It is much harder for us to understand the universe as we know it today than it was for ancient man to grasp his idea of the universe. Today we consider the universe to include not only the earth and our solar system,
but the Galaxy to which this solar system belongs (called “the Milky Way”), and all the other galaxies as well. There are some 200,000,000,000 stars in just our own galaxy—and there are millions of other galaxies stretching out into the universe. Man’s imagination just cannot grasp this vastness!
But in ancient times, they had a very simple picture of the universe. They thought that the sun, moon, stars, and planets were small objects moving around the earth. They believed that the universe was as it appeared to them—with a vast, flat. immovable earth in the center and a great do„me overhead, sprinkled with thousands of little shining lights.
The Greeks started the true science of astronomy. Most of the ancient Greeks thought that the earth stood still in the center of the universe. Pythagoras, who lived in the sixth century B.C., seems to have been the first to suggest that the earth is a sphere. But he still thought it was the center of the universe and did not move.
Aristarchus, who lived in the third century B.C., believed the earth was a sphere that rotated on its axis and revolved around a stationary sun. In the second century A.D., an astronomer named Ptolemy wrote a book called the Almagest. He thought the earth was the center of the universe, and he tried to show how the planets, the sun, and the moon moved around the earth. His ideas were accepted for 14 centuries.
Copernicus, in 1543, suggested the sun as the center of the universe. Then came the discovery of the telescope and man had a better means of finding out what the universe is really like. As more and more facts were gathered, our modern idea of the universe was gradually developed.
What Tools Do Astronomers Use To Study The Universe?

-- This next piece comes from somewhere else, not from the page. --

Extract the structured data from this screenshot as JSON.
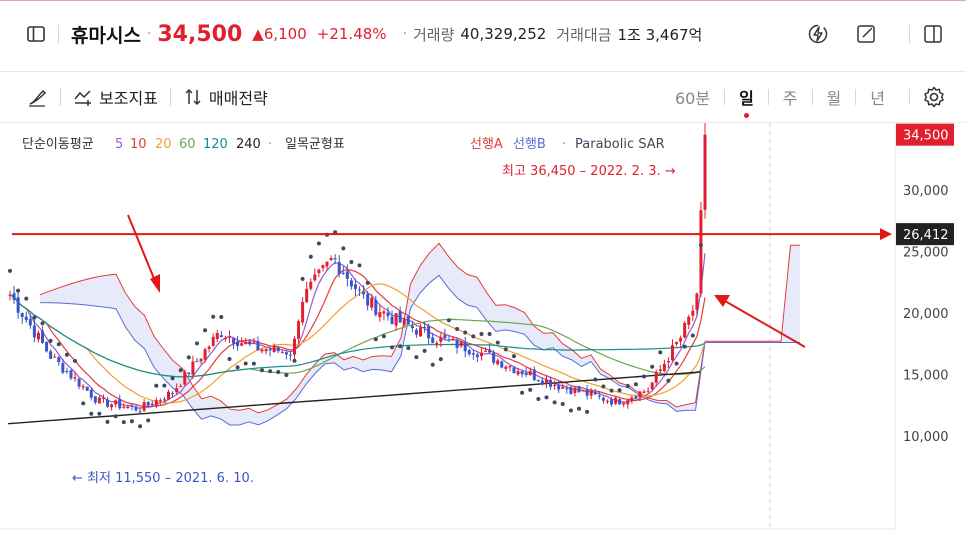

1. Cameras. Hubble’s scientific instruments analyze different types of light ranging from ultraviolet (UV) to infrared (IR).
4. Past Instruments.
Ancient people were intrigued by the sky, and they understood how it worked much better than we do today. Their methods of observation, though, were quite primitive—they relied on the shadows of objects to see the night sky and had no knowledge of depth perception because their eyes were on the side of their head. Ancient astronomy was, quite simply, a way of life for ancient peoples. The science they developed was used for navigation, agriculture, and predicting seasonal patterns.
Although the planet Earth has been home to humans for a few hundred thousand years, the idea that the planet is a planet and not just a solid ball of rock and ice has been around for a lot of time. The Ancient Greeks believed in the spherical Earth, while the ancient Egyptians believed it was flat. The Greek philosopher Thales, around 600 BCE, even proposed that the Earth was round. Others, like Aristotle, rejected this idea, saying the Earth was the center of the universe.
The ancients used to believe that the planets were gods, living beings, and not just small objects orbiting the Sun. They believed that planets moved around the Earth, and they also believed that some planets had their own moons. In the middle ages, the planets became objects of study, but it wasn’t until the 17th century that the planets began to be viewed as the “fixed” objects we know them as today.